Our cautious support for Gordon Brown's proposals is not based on the view that income tax should never go up, nor on the belief that the Government's present spending plans are perfect in every way. Far from it. Actually there is a strong case for more progressive taxation, including higher and lower income tax rates. And, though the state does not need to expand inexorably, it is possible to be persuaded that certain public services need more investment. In spite of all that, it is still right for the Labour Party, right now, to commit itself to no overall increase in tax and spending.
Labour is boxed in by its poor record. No one associates Labour with hauling back borrowing, bringing tax down, and reducing spending. In consequence, voters rarely take what Labour politicians say about tax and spending at face value. Everyone suspects that the old heart of old Labour still beats, and that the party's activist instincts, when staff and services are under strain, will be to cry out for more money as the obvious answer. Tony Blair and Gordon Brown fight these traditional instincts, but we know that they are having to fight them, and therefore they are still there.
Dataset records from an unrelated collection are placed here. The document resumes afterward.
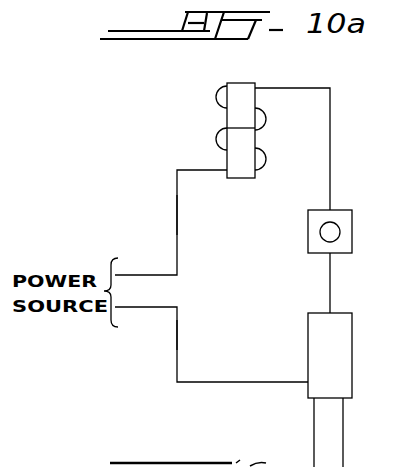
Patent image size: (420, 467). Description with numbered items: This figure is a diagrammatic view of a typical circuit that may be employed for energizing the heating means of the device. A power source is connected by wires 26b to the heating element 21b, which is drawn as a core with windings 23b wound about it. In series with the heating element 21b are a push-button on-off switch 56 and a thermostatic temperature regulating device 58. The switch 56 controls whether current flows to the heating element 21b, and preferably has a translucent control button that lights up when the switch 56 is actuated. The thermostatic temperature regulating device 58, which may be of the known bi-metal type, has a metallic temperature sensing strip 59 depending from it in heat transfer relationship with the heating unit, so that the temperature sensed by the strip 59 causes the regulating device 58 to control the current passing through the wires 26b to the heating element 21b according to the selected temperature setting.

The heating element 21b is at (242, 82).
The coil windings 23b is at (217, 130).
The wires 26b is at (177, 213).
The push-button on-off switch 56 is at (352, 216).
The thermostatic temperature regulating device 58 is at (352, 342).
The metallic temperature sensing strip 59 is at (345, 428).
Even Blair loyalists can't help themselves. Glenda Jackson made a terrific fuss this month about under-investment in London's Tube network. David Clark attacked government cuts in defence only yesterday. Yet the Government was absolutely right to start cutting defence spending; the MoD should be high on Labour's list for a spending review if it wins the election. Can't Labour politicians understand that lower spending (maybe, even, privatising services like underground commuter trains) is an important part of distributing social resources justly?
Until they do, until "new" Labour can prove that it can make balanced and fully informed decisions about spending while in power, rather than following more profligate instincts, voters will not trust the party's much-vaunted change. Nor will anyone be willing to fork out in higher taxes when and if a genuine and demonstrable need arises.
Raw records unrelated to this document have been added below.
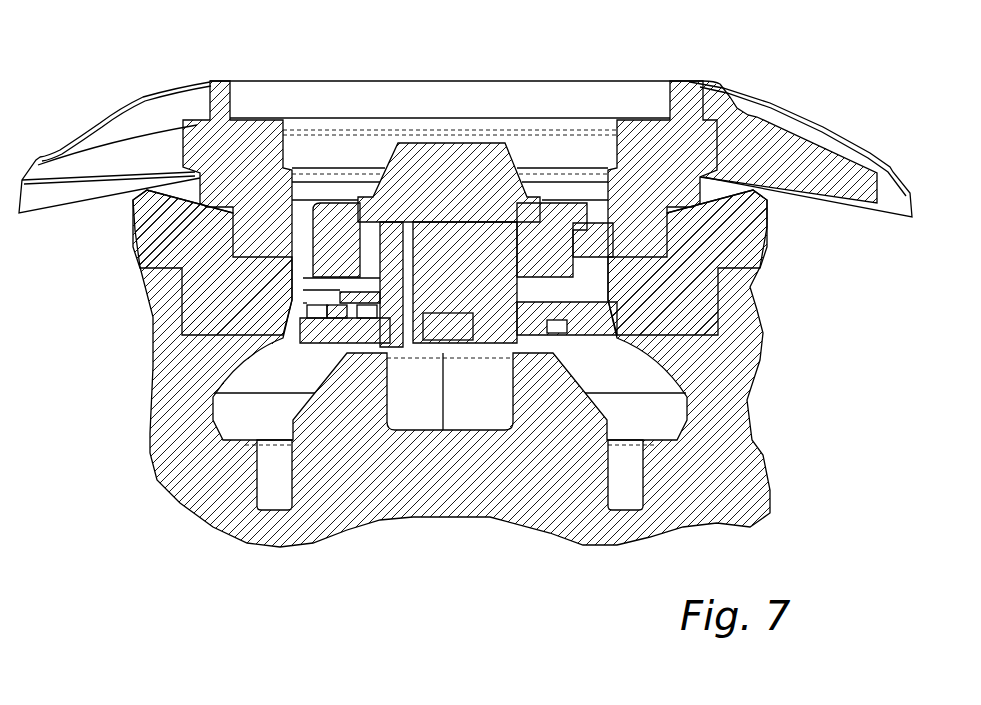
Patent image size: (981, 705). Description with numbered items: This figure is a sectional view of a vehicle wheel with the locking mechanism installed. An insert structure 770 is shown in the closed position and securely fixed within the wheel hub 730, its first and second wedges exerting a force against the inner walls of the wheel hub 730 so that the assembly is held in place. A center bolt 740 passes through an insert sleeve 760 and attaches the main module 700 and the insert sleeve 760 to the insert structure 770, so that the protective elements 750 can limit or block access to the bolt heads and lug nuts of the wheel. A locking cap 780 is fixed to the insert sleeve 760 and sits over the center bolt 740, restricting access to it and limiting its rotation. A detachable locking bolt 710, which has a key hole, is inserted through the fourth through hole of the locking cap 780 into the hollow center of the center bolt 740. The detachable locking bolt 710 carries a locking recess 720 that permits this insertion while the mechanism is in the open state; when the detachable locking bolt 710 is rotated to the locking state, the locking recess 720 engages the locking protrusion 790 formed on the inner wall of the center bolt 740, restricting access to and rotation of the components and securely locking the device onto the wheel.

The main module 700 is at (145, 92).
The detachable locking bolt 710 is at (455, 205).
The locking recess 720 is at (457, 335).
The wheel hub 730 is at (154, 291).
The center bolt 740 is at (390, 330).
The protective elements 750 is at (92, 206).
The insert sleeve 760 is at (353, 257).
The insert structure 770 is at (322, 335).
The locking cap 780 is at (385, 215).
The locking protrusion 790 is at (395, 250).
So Gordon Brown is right. A new Labour government should plan to spend two years getting to grips with existing budgets, and working out how best to spend them (a good principle anyway, after 18 years in opposition). Two years of austerity and prudence might set the public sector unions screaming, but it would do wonders for the credibility of a Labour health minister finally requesting extra cash, with the full facts at his fingertips. And who knows, during those months of management, many Labour MPs may discover to their surprise that all kinds of radical and creative things are possible without demanding additional cash.
The same is true for taxes. When Labour politicians talk about raising taxes on the rich, again, no one takes their words at face value. For most voters, any Labour talk of tax changes is likely to bring the two words "thin" and "wedge" into close proximity. Labour has to prove in power that it does not want to tax the rich out of envy, and everyone else out of puritanical zeal, before it can build a consensus for a more redistributive tax system. And if that means ruling out major income tax changes for a parliament, so be it.
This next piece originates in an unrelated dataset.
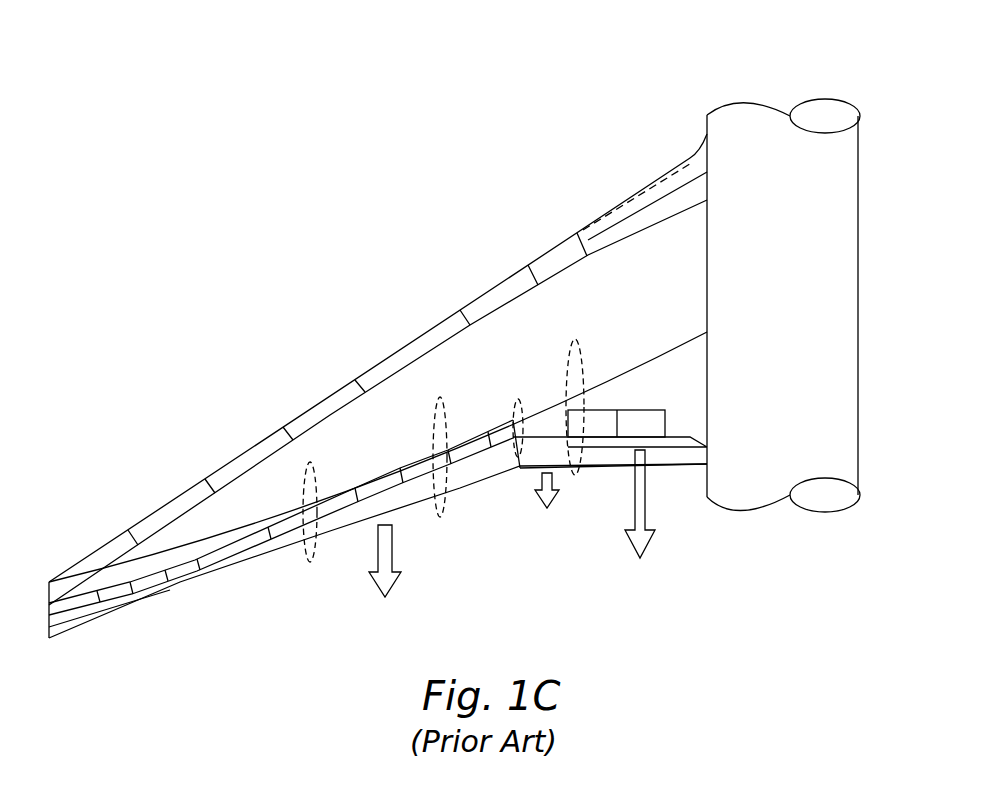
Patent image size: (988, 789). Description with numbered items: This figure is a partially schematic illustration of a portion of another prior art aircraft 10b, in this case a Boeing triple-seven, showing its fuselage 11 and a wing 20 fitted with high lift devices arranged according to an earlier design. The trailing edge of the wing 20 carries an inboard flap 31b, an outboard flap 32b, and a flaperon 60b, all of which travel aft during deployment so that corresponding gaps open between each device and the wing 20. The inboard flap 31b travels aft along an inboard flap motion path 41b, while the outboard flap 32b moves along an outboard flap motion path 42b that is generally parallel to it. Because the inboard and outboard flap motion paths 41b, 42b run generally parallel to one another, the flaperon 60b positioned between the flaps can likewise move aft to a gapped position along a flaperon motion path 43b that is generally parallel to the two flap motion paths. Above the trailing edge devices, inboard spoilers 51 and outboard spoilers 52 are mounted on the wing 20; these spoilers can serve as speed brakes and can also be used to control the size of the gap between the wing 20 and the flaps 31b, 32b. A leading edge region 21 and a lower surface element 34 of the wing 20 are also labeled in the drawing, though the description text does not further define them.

Smooth speeches from a shadow Chancellor are only the start of tackling Labour's credibility deficit. The party will have to prove in government that it can actually put Gordon Brown's promises into practice. Swanning into Whitehall the day after the election, then throwing up their hands in horror and clucking, "We've seen the books, it is much, much worse than we thought," simply will not wash. Of course Labour politicians do not know all the details of the public finances. In truth, though, they know most of it, and, most importantly, they know what they don't know, and therefore what they should not make promises about.
Brown and Blair have taken a risk by belting themselves in so tightly. Sticking to the control total for 1998/99 will not be easy for any government, Conservative or Labour. With so much to lose, they might come to wish they had given themselves more room to manoeuvre. But it is a good gamble, and a tough-minded one.
There are those who think Mr Blair will vindicate his reform of the party simply by winning an election. But victory itself is not enough. Labour will only prove itself to be truly "new" when it demonstrates that it can govern responsibly, stick to the promises it made the voters, and resist the temptation to indulge itself. Thereafter, maybe, voters will trust the party to redistribute wealth, and risk a new balance of spending. But not until then - and that probably means not until a second term.